New Bill Sparks Medical Marijuana Debate

New Bill Sparks Medical Marijuana Debate »Play Video
TRI-CITIES -- Washington lawmakers say a new bill would help protect medical marijuana patients and providers from arrest.
But some patients say it could make things much worse for them.

Chet Biggerstaff was involved in an on-the-job accident. He went through several surgeries and was on several medications...but he says medical marijuana saved his life.

"Before I found cannabis, I was writing my will, letters to family, I was ready to go. None of the medication they had me on touched it...nothing," says Biggerstaff.

Medical marijuana has been legal in Washington for more than a decade, but some say the law isn't clear enough. Now lawmakers have introduced a new bill intended to clear things up.

That includes a new licensing system for medical marijuana providers and dispensaries.

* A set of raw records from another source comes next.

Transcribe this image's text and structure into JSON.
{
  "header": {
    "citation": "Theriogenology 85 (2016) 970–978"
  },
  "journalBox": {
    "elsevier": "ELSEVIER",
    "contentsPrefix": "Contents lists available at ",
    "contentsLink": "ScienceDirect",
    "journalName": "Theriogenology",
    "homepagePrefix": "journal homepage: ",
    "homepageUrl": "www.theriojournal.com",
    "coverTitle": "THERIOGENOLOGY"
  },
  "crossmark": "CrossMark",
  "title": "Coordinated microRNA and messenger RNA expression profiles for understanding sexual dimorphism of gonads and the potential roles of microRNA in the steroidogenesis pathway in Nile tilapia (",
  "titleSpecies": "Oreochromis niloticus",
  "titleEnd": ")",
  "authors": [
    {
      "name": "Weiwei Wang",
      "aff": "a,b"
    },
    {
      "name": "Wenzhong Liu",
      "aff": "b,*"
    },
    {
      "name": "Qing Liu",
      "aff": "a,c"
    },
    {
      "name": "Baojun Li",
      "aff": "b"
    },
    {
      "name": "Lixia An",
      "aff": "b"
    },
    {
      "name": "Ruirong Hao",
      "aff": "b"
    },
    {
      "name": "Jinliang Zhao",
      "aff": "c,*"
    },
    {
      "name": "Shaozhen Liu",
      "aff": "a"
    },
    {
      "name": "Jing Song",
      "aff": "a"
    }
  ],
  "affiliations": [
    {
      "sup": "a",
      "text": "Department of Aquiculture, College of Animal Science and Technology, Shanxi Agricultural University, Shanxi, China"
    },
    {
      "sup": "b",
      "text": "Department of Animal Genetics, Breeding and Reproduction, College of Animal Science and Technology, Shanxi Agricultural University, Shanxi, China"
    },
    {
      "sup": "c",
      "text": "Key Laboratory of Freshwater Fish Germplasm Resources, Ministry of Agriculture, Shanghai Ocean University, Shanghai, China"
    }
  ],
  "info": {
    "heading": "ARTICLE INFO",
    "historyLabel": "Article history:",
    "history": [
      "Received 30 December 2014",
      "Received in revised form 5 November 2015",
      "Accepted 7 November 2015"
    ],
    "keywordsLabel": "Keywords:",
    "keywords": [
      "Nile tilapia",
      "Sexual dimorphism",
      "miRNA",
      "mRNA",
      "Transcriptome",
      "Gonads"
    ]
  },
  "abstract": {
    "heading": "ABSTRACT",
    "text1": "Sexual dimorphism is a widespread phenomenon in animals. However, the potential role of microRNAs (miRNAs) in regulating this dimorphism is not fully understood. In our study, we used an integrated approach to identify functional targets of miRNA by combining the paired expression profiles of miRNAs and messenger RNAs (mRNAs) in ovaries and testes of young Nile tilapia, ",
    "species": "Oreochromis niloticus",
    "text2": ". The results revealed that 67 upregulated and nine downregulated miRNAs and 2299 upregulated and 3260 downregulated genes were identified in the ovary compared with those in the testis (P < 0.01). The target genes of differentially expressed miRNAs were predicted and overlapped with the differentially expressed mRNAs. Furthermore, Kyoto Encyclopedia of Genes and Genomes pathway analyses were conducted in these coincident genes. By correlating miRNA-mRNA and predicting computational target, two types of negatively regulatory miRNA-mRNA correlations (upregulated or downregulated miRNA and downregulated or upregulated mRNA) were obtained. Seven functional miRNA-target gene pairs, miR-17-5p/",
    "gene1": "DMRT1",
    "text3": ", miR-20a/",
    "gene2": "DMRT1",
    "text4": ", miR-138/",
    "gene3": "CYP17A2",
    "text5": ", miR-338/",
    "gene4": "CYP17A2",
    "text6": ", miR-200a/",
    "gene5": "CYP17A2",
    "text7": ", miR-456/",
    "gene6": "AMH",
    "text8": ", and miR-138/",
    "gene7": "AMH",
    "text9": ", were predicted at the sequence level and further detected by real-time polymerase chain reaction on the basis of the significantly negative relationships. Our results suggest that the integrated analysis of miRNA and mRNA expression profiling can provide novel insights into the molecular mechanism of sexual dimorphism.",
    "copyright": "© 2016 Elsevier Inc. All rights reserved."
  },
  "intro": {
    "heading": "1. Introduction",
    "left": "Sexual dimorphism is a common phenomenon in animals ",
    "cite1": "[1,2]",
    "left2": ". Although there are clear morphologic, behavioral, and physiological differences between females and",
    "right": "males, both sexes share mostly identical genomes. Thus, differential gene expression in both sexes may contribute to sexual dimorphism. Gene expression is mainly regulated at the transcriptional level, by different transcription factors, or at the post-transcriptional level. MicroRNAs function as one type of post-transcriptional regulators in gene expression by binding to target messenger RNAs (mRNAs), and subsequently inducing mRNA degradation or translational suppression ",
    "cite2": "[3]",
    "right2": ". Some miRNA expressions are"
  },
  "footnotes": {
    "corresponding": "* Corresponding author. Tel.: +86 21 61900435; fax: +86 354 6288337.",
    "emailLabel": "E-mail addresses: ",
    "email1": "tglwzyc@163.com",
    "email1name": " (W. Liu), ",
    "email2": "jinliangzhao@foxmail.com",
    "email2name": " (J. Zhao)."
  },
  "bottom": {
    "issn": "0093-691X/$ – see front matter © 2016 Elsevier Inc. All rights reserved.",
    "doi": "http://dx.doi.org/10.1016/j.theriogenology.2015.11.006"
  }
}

If passed, the new law could go into effect this summer, but the new licenses wouldn't be available until July 2012.

This has patients like Chet worried about getting their medicine.
"That will destroy all access for the vast majority of patients in this state for at least a year, and that's totally unacceptable."

The bill is co-sponsored by a representative of our area: former police officer and State Senator Jerome Delvin. He says during the year before the new licensing system, some providers would be allowed to operate if they were already registered as a non-profit or taxed by the state government.

Delvin also pushed for the bill to include registration for users. Supporters say the bill would make things easier on medical marijuana patients. If they got stopped by police, they could show their registration card.

Those opposed say registration could violate their medical privacy.
"How would the news media and the people of this state feel if the government of this state announced they were going to go out and register all AIDS patients? How would people feel about that?" asks Biggerstaff.

State Senator Delvin says he won't support the bill if it doesn't set up a registration system. His argument is that the system will help clearly define the legal rights of patients, but Biggerstaff says the government registry could end up violating their natural rights. "It is absolutely ludicrous to think the government has the power or the right to tell people what they can put in their bodies."

The bill is still a work in progress. Both sides will weigh in during hearings this Thursday.